À la bataille de Cocherel, Du Guesclin fait prisonnier le captal de Buch. Lithographie couleur parue dans Histoire de Bertrand Du Gusclin de Théodore Cahu (1900), d'après le dessin de Paul de Sémant

À la bataille de Cocherel, Du Guesclin fait prisonnier le captal de Buch. Lithographie couleur parue
dans Histoire de Bertrand Du Guesclin de Théodore Cahu (1900), d’après le dessin de Paul de Sémant

Ce triomphe mémorable rendit aux Français toute leur confiance guerrière. Depuis trente ans, ils avaient désappris à vaincre ; mais, à la voix de Du Guesclin, l’honneur national venait de se réveiller, et l’amour de la gloire embrasa de nouveau tous les cœurs. Après la bataille de Cocherel, Du Guesclin acheva de soumettre la Normandie. Le château de Valogne lui coûta seul quelque peine à réduire ; mais il réussit à s’en rendre maître.
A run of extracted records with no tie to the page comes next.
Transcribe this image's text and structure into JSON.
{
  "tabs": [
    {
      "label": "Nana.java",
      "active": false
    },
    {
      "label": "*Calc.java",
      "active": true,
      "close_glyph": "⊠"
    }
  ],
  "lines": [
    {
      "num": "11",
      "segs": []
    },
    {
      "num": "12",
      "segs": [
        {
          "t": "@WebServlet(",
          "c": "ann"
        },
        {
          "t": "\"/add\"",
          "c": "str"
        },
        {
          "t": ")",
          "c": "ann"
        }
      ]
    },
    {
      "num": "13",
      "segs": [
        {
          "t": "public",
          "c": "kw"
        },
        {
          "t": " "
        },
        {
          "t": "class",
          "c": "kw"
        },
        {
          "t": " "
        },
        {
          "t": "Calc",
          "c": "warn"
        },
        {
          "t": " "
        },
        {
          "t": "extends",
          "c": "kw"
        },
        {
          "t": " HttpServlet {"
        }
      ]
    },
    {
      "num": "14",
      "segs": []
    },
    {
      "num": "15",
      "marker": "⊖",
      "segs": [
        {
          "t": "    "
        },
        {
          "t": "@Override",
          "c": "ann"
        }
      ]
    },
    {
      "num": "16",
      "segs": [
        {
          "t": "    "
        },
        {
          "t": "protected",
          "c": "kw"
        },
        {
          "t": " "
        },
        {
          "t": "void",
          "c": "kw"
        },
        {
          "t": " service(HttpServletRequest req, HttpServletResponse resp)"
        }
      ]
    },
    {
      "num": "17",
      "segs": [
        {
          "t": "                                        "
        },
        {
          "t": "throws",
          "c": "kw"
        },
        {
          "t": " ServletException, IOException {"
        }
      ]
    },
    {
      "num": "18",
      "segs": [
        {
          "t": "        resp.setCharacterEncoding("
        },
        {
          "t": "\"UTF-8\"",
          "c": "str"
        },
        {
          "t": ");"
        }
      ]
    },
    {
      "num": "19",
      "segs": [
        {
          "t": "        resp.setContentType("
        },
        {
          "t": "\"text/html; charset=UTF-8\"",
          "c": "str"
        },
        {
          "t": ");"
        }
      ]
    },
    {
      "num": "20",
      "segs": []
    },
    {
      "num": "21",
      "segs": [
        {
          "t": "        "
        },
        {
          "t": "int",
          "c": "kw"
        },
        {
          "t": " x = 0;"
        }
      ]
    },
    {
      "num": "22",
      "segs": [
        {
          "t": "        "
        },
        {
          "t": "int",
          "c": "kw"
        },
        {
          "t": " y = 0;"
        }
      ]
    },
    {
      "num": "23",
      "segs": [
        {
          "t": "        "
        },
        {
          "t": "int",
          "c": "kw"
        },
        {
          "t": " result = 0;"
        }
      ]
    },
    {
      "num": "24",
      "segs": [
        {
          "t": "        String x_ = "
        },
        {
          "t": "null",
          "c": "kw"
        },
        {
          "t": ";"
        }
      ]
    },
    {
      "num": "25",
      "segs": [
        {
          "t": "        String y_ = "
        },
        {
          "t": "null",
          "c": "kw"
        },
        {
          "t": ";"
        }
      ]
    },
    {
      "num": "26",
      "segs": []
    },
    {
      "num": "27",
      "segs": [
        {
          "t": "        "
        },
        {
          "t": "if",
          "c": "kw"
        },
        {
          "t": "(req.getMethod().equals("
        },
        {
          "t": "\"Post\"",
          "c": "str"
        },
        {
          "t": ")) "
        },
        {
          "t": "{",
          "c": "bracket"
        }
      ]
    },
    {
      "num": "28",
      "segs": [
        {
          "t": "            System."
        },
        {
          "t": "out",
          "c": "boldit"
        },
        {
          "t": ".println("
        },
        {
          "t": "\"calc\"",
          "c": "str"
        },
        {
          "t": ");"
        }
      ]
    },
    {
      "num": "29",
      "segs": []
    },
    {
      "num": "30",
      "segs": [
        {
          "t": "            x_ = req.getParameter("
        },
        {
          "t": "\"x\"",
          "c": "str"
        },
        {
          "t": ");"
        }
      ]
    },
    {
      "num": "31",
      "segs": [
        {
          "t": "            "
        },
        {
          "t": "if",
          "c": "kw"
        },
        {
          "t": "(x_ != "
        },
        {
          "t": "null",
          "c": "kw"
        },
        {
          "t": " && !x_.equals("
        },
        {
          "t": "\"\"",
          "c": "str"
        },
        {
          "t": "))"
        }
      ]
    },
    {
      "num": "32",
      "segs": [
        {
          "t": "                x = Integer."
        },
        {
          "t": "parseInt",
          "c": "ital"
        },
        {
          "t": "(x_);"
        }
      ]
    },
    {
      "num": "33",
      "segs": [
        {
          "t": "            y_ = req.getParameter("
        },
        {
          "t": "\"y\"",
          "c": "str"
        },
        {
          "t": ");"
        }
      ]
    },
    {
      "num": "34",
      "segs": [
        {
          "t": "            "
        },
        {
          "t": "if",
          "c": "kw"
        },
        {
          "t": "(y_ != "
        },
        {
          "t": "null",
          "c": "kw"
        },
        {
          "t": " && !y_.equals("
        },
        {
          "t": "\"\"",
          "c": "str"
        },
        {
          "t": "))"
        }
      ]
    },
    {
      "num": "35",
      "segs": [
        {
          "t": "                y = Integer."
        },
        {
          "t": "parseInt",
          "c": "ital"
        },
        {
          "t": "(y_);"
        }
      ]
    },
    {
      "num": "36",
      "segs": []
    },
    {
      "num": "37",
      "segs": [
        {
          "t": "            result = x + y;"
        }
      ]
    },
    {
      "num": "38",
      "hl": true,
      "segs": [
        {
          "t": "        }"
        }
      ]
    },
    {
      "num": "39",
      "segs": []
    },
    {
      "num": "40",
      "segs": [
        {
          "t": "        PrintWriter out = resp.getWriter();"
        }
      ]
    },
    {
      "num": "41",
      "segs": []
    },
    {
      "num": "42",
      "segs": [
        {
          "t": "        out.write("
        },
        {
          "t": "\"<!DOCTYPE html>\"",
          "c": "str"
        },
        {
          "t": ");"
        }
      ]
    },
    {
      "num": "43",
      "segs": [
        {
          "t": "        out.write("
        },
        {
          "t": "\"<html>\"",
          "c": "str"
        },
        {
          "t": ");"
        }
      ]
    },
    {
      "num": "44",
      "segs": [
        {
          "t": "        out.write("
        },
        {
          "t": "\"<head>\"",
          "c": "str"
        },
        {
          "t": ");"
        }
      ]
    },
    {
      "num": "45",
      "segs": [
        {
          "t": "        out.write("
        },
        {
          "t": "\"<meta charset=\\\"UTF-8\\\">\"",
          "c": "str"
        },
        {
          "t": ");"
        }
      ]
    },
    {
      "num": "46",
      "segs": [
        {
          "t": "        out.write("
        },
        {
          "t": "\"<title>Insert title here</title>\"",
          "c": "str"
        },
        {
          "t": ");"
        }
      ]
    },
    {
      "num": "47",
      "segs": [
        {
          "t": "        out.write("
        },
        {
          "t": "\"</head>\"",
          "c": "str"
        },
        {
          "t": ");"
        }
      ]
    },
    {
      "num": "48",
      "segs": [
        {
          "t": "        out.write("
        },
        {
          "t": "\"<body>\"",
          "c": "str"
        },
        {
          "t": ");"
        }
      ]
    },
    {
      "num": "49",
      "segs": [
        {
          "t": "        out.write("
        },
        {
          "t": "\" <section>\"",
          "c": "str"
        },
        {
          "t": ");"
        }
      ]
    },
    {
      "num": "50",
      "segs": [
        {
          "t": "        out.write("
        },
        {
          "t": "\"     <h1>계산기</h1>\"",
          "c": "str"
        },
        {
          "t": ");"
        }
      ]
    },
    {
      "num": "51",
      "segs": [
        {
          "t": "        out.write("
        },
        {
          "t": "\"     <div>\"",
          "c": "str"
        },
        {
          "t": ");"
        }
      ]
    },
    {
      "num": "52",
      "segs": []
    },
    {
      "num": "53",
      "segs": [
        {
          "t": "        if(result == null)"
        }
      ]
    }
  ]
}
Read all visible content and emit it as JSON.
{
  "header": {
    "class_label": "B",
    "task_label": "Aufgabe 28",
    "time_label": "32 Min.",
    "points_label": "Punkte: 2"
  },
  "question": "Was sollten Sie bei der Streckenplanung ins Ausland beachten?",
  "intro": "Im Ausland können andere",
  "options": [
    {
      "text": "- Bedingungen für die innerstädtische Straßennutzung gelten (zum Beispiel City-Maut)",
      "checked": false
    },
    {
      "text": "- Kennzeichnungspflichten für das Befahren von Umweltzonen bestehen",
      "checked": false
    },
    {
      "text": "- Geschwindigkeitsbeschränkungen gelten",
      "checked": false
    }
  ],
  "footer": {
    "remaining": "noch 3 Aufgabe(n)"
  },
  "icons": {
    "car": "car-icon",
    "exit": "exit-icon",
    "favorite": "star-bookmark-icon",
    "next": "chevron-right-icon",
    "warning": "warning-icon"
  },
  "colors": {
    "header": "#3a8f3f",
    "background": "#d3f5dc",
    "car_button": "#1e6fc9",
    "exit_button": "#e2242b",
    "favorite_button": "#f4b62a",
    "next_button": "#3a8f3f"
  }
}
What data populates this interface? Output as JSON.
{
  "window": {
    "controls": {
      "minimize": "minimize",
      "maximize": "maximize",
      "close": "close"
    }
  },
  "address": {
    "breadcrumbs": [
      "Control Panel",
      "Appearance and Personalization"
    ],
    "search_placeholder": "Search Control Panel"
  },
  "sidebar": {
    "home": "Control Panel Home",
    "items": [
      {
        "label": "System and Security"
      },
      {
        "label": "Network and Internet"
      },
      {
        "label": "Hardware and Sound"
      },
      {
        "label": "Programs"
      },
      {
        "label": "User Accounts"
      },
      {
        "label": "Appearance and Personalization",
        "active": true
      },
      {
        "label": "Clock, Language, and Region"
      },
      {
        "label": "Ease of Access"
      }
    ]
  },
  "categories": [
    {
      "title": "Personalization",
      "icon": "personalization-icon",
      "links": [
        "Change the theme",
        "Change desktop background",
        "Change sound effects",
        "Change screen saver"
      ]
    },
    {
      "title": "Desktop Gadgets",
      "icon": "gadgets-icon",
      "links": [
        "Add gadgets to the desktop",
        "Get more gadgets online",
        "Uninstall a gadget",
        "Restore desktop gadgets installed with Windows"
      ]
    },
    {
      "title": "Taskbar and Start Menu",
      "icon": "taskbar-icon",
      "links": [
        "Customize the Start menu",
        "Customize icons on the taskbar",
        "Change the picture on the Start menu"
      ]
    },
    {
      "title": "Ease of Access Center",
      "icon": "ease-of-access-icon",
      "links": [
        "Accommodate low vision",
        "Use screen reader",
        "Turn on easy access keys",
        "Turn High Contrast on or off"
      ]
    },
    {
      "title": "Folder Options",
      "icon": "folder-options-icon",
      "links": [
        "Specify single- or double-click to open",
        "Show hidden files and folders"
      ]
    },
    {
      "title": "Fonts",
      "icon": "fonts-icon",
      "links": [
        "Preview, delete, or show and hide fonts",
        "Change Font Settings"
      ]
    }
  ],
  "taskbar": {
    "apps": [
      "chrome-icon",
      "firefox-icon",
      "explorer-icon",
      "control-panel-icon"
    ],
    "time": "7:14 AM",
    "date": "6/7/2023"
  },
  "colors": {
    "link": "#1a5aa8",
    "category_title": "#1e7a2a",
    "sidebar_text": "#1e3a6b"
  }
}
Le roi de Navarre, comprenant enfin qu’il n’avait plus affaire à un général inhabile ou disposé à se laisser gagner, à un roi sans énergie, fut forcé, l’année suivante (1365), non seulement de redemander la paix qu’il avait si souvent rompue, mais encore de respecter les nouveaux engagements contractés, au moins pendant quelque temps. Les troupes anglaises qui avaient combattu en Normandie pour le roi de Navarre, furent envoyées par Édouard d’Angleterre au comte de Montfort, en Bretagne, en même temps que Charles V ordonnait à Du Guesclin d’aller renforcer le parti de Charles de Blois.